The program says that Keepers is “based on real testimonials collected from around the world,” locking the show into a performance style with a tried and true formula. The joy of this sort of theater, made famous by such artists as Anna Deavere Smith and The Civilians, is twofold: we love listening to the distinctly unaffected vernaculars of real people, and we love watching the actors bounce between these salt-of-the-earth personalities, transforming moment-to-moment through the magic of total commitment.

In this basic formula, Keepers is half successful. While we’re uncertain of the extent to which the book is directly culled from interviews and transcripts, the voices of these normal people feel a bit too manicured. Part of this is because of the original music by Daniel Wolpow and Paul Daniel Cloeter. Their mostly fine songs, including a memorable title number, are competently sung, but by heightening their characters into a musical theater medium, Wolpow and Cloeter compromise potential for gritty, compelling realism. The character Jeremiah feels like a living and breathing person until he launches into a jarring reprise.

This flattening effect is also in part because of the performances. The actors are intermittently terrific; Cloeter and fellow book writer Nicco Franklin make especially distinct impressions. On the whole, however, the cast doesn’t maintain enough specificity from number to number. A hyper-concern for dialects is a particularly frequent obstacle for the ensemble.

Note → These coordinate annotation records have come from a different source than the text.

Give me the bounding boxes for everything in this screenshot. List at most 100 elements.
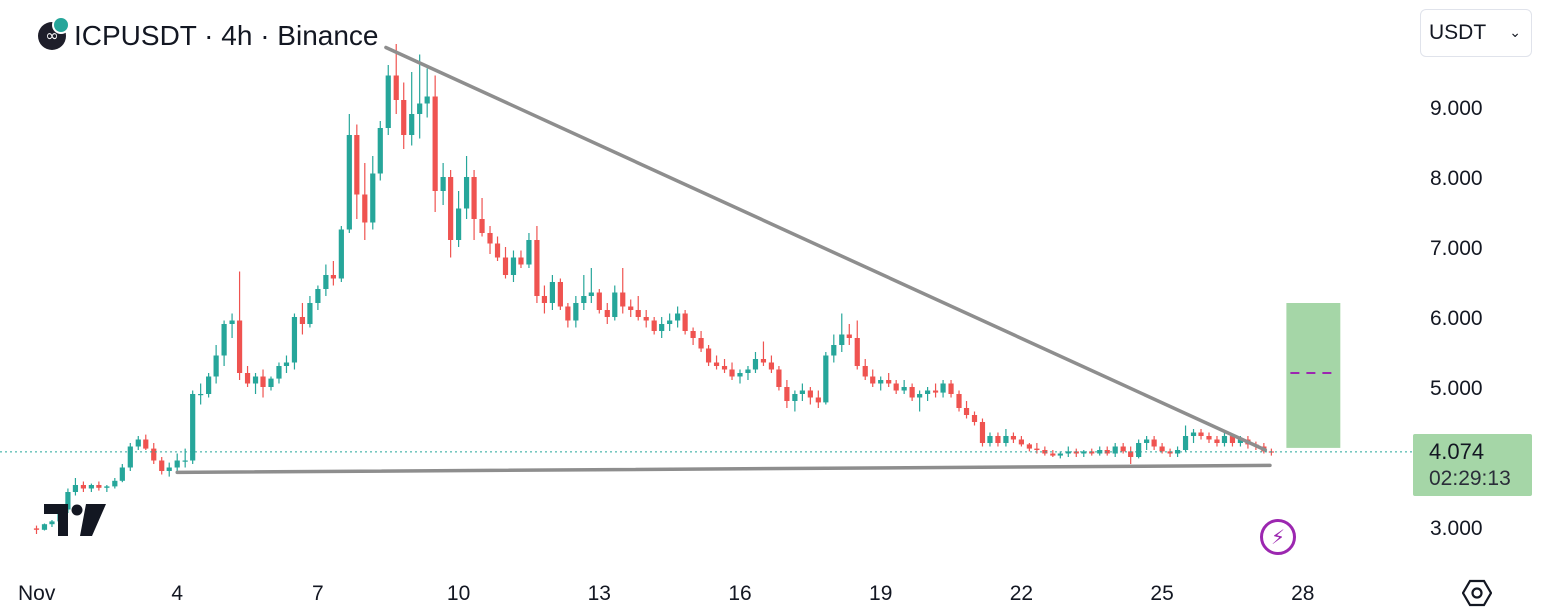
candle-body: [502, 257, 509, 275]
bar-countdown: 02:29:13: [1429, 467, 1511, 490]
lightning-icon[interactable]: ⚡: [1260, 519, 1296, 555]
candle-body: [862, 366, 868, 377]
candle: [268, 376, 274, 391]
candle-body: [417, 103, 423, 114]
candle-body: [620, 292, 626, 307]
candle-body: [979, 422, 986, 443]
candle-body: [1097, 450, 1103, 454]
x-axis-labels: Nov 4 7 10 13 16 19 22 25 28: [18, 582, 1314, 605]
candle-body: [236, 320, 243, 373]
candle: [229, 313, 235, 338]
candle: [518, 250, 524, 268]
candle: [1198, 429, 1204, 440]
trendlines-layer: [175, 45, 1272, 475]
candle: [417, 54, 423, 139]
candle-body: [1081, 451, 1087, 454]
x-tick-label: 25: [1150, 582, 1173, 605]
candle: [807, 387, 813, 405]
candle-body: [268, 378, 274, 387]
y-tick-label: 6.000: [1430, 307, 1483, 330]
candle: [338, 226, 344, 282]
candle: [244, 366, 251, 387]
candle-body: [494, 243, 501, 258]
candle-body: [729, 369, 735, 377]
candle: [72, 478, 79, 496]
candle-body: [96, 485, 102, 488]
candle-body: [541, 296, 548, 303]
candle: [1042, 446, 1048, 456]
candle: [979, 418, 986, 447]
candle: [870, 369, 876, 387]
candle-body: [479, 219, 485, 233]
trendline[interactable]: [384, 45, 1268, 452]
candle-body: [971, 415, 978, 422]
candle-body: [119, 467, 125, 481]
currency-select[interactable]: USDT ⌄: [1420, 9, 1532, 57]
candle-body: [1167, 451, 1173, 454]
candle-body: [768, 362, 775, 370]
candle-body: [487, 233, 493, 244]
candle: [456, 191, 462, 247]
candle-body: [682, 313, 688, 331]
candle-body: [721, 366, 728, 370]
tradingview-logo-icon[interactable]: [44, 504, 106, 536]
candle: [604, 303, 610, 324]
candle-body: [72, 485, 79, 492]
candle-body: [1104, 450, 1110, 454]
candle: [221, 320, 227, 366]
candle-body: [854, 338, 860, 366]
candle: [291, 313, 298, 370]
candle-body: [291, 317, 298, 363]
candle-body: [338, 229, 344, 279]
candle: [729, 362, 735, 380]
candle-body: [784, 387, 790, 401]
candle: [1057, 451, 1063, 459]
candle-body: [1174, 450, 1181, 454]
candle-body: [1214, 439, 1220, 443]
candle-body: [1073, 451, 1079, 454]
candle: [206, 373, 212, 398]
candle: [432, 75, 438, 212]
position-box[interactable]: [1286, 303, 1341, 448]
candle-body: [1206, 436, 1212, 440]
candle-body: [705, 348, 712, 363]
candle-body: [330, 275, 336, 279]
y-tick-label: 8.000: [1430, 167, 1483, 190]
trendline[interactable]: [175, 463, 1272, 475]
settings-hexagon-icon[interactable]: [1462, 579, 1492, 607]
candle-body: [839, 334, 845, 345]
candle-body: [518, 257, 524, 265]
candle-body: [182, 460, 188, 462]
candle-body: [252, 376, 259, 384]
candle-body: [1190, 432, 1197, 436]
candle: [1214, 436, 1220, 447]
symbol-title[interactable]: ICPUSDT · 4h · Binance: [74, 20, 379, 51]
candle-body: [104, 486, 110, 488]
candle: [651, 317, 657, 335]
candle-body: [831, 345, 837, 356]
internet-computer-logo-icon: ∞: [38, 16, 70, 50]
candle: [682, 310, 688, 335]
candle-body: [581, 296, 587, 303]
candle-body: [1089, 451, 1095, 454]
candle: [151, 443, 157, 464]
candle: [995, 432, 1001, 447]
candle-body: [1221, 436, 1228, 443]
candle: [713, 355, 720, 370]
candle: [112, 478, 118, 489]
candle-body: [424, 96, 430, 104]
candle-body: [283, 362, 290, 366]
candle-body: [127, 446, 133, 468]
candle: [49, 520, 55, 527]
candle: [1065, 446, 1071, 457]
candle-body: [440, 177, 446, 191]
candle: [925, 387, 931, 401]
candle-body: [221, 324, 227, 356]
candle: [174, 453, 180, 471]
candle: [612, 285, 618, 321]
candle-body: [260, 376, 266, 387]
candle-body: [635, 310, 641, 317]
candles-layer: [33, 44, 1274, 534]
candle-body: [932, 390, 939, 393]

Director Chris Causer seamlessly guides his team through the piece. He occasionally finds simple, evocative gestures to root moments in a specific times and places, the kinds of choices that would have been welcome in even larger doses.

I appreciate the effort in Keepers to breathe theatricality into an issue too rarely explored on stage. For those seeking a compassionate, family-friendly FringeNYC entry to generate healthy dinner conversation, What’s The Benefit has offered prime material. But in certain ways, I wish Keepers could have been messier in execution. After all, real-life testimonials are messy objects, unfettered by prescriptive artistry. They begin to pulsate with theatricality at the exact moment that their curators refuse to soften them into theater.